Reprezentacja Polski, już z nowym selekcjonerem Czesławem Michniewiczem, wiosenny etap walki o mundial miała rozpocząć 24 marca w Moskwie. Scenariuszy jest kilka. Niewykluczone, że nasza drużyna wygra walkowerem i pięć dni później zagra o awans ze zwycięzcą meczu Szwecja – Czechy. Turniej z udziałem trzech zespołów jest mniej prawdopodobny, bo w kalendarzu brakuje dodatkowego terminu.
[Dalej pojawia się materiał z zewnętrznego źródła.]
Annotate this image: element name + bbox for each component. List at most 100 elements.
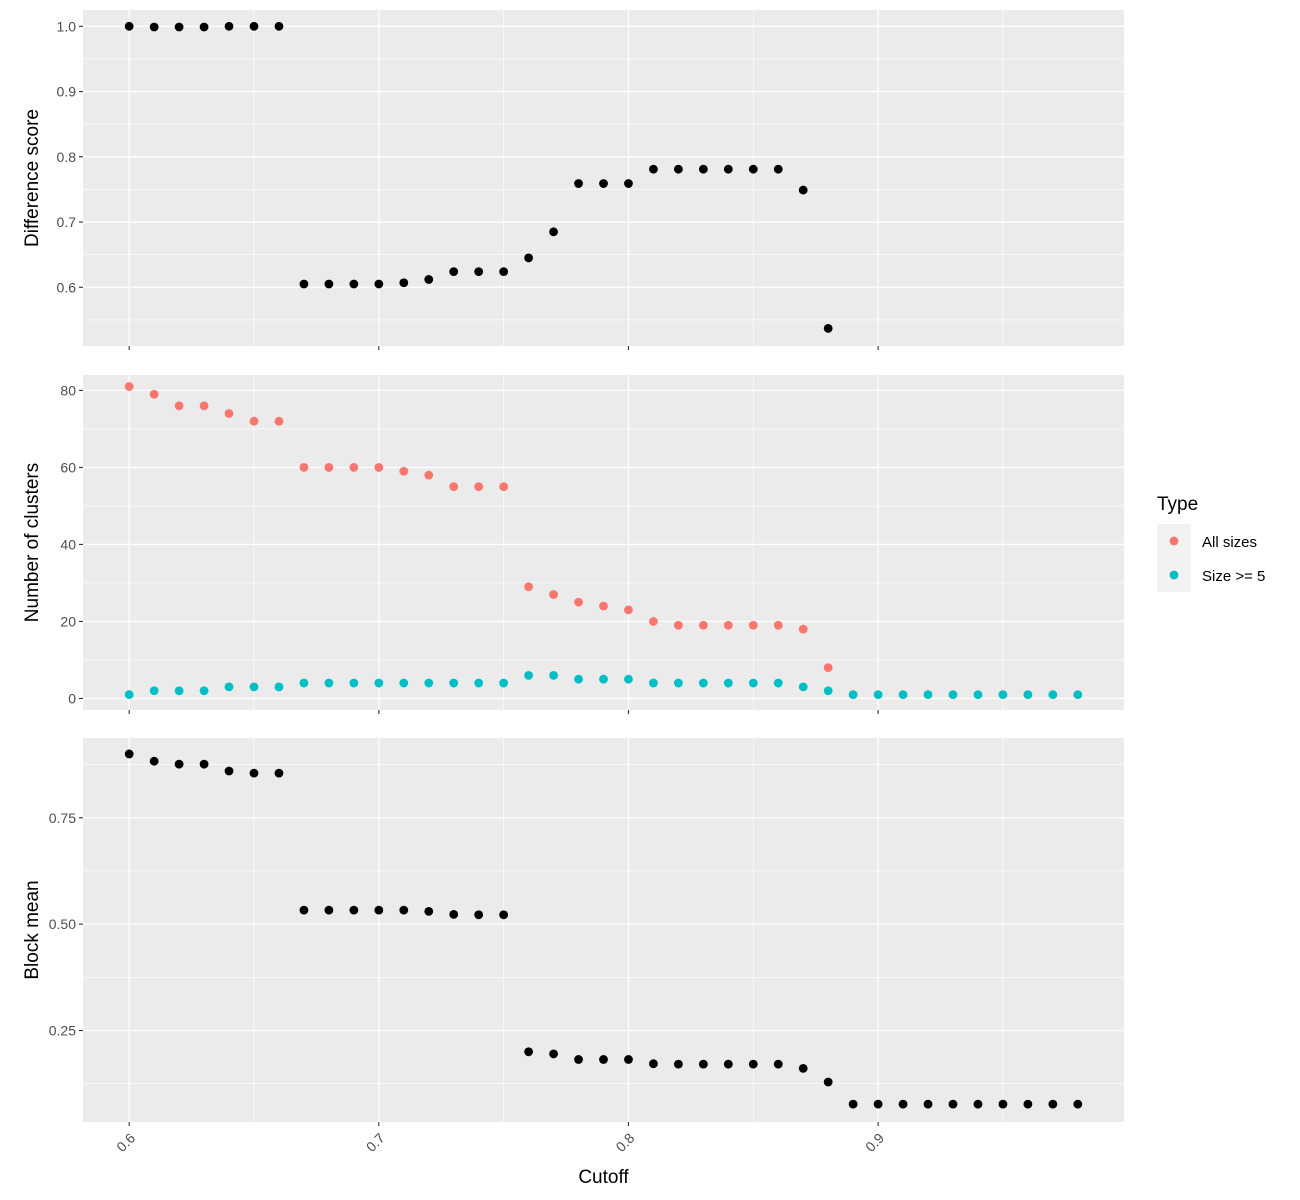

Rosjan w roli rywala naszej drużyny mogą zastąpić Słowacy, którzy grali z nimi w eliminacjach i zajęli w grupie trzecie miejsce, albo Węgrzy – w nagrodę za wysokie miejsce w klasyfikacji Ligi Narodów. Decyzja należy do władz Międzynarodowej Federacji Piłki Nożnej (FIFA).
– Nie wiemy nawet, kiedy możemy się jej spodziewać – przyznaje w rozmowie z „Rz” rzecznik prasowy Polskiego Związku Piłki Nożnej (PZPN) Jakub Kwiatkowski.
Człowiek z teflonu
Świat piłki, reagując na zbrojną agresję Rosji wobec Ukrainy, przekazał dwie lekcje: solidarności oraz oportunizmu. Bunt Polaków wsparło kilkanaście federacji. Większość – zwłaszcza tych znaczących: niemiecka, włoska, hiszpańska – grała na czas, minimalizując ryzyko.
Efekt domina wywołał Międzynarodowy Komitet Olimpijski (MKOl), czyli organizacja słynąca z ostrożności wobec karania tych, którzy mają wpływy. Rekomendacja wykluczenia rosyjskich i białoruskich sportowców z międzynarodowej rywalizacji sprawiła, że nawet futbolowe władze – mocno związane z rosyjskim kapitałem – nie mogły nie zareagować.